A moveable feast
A mellow sun greeted us as we rolled into Delhi a little after midday. Eight cities, 8,000km (5,000 miles) and 18 days later, we are back to where we began our journey. It will take time to return to the normal rhythm of life; the rhythm of train life is different.
All of life is a journey, but this has been a truly special one. Travelling with colleagues from all over the world, we discovered shared language and culture. When the train pulled out of Delhi, Yusuf, my colleague from the Somali service, was the first to be surprised. He ran into my compartment and pointed to the ubiquitous neem tree by the tracks. "What do you call that tree, what is the name?" he asked. "It's in every home in Mogadishu. They call it the tree from India." There were many such serendipitous discoveries on our journey.
And then there were our travels into the many Indias, its cities and villages. There we met people and their leaders to try to make some sense of the general elections. I found a clear schism in the way the New India of the thriving cities and the Old India of the struggling villages are thinking.
In the cities, people appear to be exasperated by the fragmentation of politics and growing regional and caste politics. At the same time, there is a fatalistic acceptance of fractured verdicts, messy coalitions and horse-trading. In the villages, the talk is largely about aspiring to a minimum quality of life: a primary school, electricity for a few hours a day, a tar road. So, in the countryside, the general election has become an extension of the municipal or village council elections. Basic needs matter where people have little.
That explains the rousing turnout so far - between 52% and 59% in the first four phases of the polls. (India is voting in the fifth and final phase as I write this.) Old India must have voted more than the New India, as is always the case.
Many of India's politicians fail to understand this. A colleague spun a metaphor about India's two trains - the fast one carrying the rich and the middle class, and the slow one carrying the poor - to the railway minister Laloo Prasad Yadav in Patna, and wondered how the gap could be bridged. In reply, Mr Yadav droned on about the various trains he ran. "There are suburban trains for local people, there are passenger trains, there are express trains..." If it is all about putting together an ugly patchwork quilt of a government at any cost, do the politicians really need to care about the people?
This brings back a troubling thought. Has the meaning of democracy in India been reduced only to signify elections and then tom-tom it to the rest of the world? "In any modern democracy," writes , "elections are a part of a larger set of rules and practices designed to authorise the state, but in India they are carrying the entire burden of society's aspirations to control its opportunities." Because the state fails to fulfil its duties, things are bad.
There are also growing worries about criminalisation and "corruption" of politics in this bourgeois democracy: in many places, we found people talking about political parties selling seats to the highest bidder, usually a rich trader or real estate agent. One paper carried a story of a brand new BMW car being spotted in a garage of a small regional party chief of modest means. The car vanished a day after the story appeared, the paper reported.
It may be instructive to return to Mr Khilnani, possibly the most incisive commentator on the idea of India.

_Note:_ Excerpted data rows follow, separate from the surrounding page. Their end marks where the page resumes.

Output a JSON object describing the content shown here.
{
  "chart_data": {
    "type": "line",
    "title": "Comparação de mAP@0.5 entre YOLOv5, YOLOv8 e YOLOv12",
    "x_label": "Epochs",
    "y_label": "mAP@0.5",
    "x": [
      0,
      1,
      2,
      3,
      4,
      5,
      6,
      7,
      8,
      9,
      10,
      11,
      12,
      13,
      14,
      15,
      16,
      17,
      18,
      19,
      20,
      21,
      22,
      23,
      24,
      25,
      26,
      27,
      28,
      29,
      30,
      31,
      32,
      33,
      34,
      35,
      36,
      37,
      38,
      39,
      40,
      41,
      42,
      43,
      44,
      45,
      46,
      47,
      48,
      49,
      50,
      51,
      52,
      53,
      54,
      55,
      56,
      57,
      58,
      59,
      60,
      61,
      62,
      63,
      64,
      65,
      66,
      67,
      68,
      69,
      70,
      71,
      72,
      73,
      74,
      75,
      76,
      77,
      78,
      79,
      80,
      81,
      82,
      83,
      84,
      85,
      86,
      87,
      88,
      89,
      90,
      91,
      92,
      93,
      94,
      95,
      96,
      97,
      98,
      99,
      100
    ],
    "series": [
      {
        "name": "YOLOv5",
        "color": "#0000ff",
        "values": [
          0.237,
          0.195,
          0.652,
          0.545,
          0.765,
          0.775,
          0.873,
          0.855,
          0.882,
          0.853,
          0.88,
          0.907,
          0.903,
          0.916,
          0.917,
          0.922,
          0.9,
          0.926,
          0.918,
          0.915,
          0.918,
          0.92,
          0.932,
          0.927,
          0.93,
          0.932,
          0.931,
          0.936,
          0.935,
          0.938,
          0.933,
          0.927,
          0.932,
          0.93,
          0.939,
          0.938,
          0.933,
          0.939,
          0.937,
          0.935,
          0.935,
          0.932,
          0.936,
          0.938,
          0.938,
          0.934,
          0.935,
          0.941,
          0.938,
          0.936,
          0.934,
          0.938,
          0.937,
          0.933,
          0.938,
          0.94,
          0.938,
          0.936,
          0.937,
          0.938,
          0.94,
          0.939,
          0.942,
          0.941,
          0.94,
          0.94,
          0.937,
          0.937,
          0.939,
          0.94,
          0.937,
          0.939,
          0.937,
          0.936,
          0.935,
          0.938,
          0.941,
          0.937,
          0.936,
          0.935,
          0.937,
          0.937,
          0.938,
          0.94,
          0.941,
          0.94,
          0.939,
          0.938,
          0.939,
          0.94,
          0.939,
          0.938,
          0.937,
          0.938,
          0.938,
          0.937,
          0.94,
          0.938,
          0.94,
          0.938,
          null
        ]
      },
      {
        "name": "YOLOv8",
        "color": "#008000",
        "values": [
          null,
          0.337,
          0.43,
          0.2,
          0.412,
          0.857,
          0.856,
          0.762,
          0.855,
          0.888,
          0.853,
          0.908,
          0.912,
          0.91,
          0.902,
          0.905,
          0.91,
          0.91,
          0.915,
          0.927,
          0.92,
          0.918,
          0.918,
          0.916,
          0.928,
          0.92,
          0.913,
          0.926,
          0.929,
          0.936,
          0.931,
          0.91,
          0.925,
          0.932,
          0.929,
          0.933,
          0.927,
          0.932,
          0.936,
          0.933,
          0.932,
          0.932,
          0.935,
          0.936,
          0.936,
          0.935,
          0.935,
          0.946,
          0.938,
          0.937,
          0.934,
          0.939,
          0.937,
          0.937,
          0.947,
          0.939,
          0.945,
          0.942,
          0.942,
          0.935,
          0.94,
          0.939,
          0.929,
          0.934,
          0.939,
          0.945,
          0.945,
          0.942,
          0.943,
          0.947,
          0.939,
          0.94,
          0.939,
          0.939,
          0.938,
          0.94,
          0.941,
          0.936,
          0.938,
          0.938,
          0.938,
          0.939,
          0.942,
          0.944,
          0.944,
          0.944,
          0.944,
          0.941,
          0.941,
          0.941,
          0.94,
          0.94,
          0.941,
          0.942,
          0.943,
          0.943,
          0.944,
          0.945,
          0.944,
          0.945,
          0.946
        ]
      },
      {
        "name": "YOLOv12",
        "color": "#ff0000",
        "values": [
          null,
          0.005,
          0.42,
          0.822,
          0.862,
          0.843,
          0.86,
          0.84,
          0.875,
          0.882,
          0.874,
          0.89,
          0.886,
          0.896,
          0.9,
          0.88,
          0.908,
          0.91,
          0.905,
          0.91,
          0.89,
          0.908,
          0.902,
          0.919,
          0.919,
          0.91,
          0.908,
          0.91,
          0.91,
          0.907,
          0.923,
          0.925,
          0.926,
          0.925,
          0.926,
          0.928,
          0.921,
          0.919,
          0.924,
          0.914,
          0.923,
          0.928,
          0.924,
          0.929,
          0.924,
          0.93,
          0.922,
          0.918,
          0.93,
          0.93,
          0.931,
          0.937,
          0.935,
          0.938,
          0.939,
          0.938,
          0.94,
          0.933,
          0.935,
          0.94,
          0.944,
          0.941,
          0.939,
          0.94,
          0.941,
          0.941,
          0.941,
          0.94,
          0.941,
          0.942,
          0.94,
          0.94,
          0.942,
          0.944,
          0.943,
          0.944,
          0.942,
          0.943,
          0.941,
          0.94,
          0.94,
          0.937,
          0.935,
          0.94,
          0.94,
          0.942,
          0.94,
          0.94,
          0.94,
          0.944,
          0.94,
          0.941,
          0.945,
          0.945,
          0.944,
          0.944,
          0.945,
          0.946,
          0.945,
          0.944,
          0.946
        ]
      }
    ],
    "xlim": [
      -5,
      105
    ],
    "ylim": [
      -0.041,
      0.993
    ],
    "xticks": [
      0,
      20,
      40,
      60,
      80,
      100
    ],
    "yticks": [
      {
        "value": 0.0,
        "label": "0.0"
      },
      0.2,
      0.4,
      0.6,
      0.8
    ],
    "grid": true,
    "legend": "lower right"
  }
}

"The conflicts in India today are the conflicts of modern politics; they concern the state, access to it, and to whom it ultimately belongs," he says.
"Within a very short time, India has moved from being a society in which the state had for most people a distant profile and limited responsibilities, and where only a few had access to it, to one where state responsibilities have swollen and everyone can imagine exercising some influence upon it."
For me, I am just happy to be home. On the way out of the station, I looked back to see our train for the last time. I realise I have grown fond of the red and white express: the two-tier meeting car with its green plastic-covered berths, the first class sleeping cars with their musty red carpets, fusty upholstery, a regulation Incredible India poster, a small table, the dark fogged windows and dodgy door handles. As it tore through the night, the sleeping car sometimes rattled and shuddered, but I would usually sleep well. Next day, I would be ready to face another place, another people. I will miss it.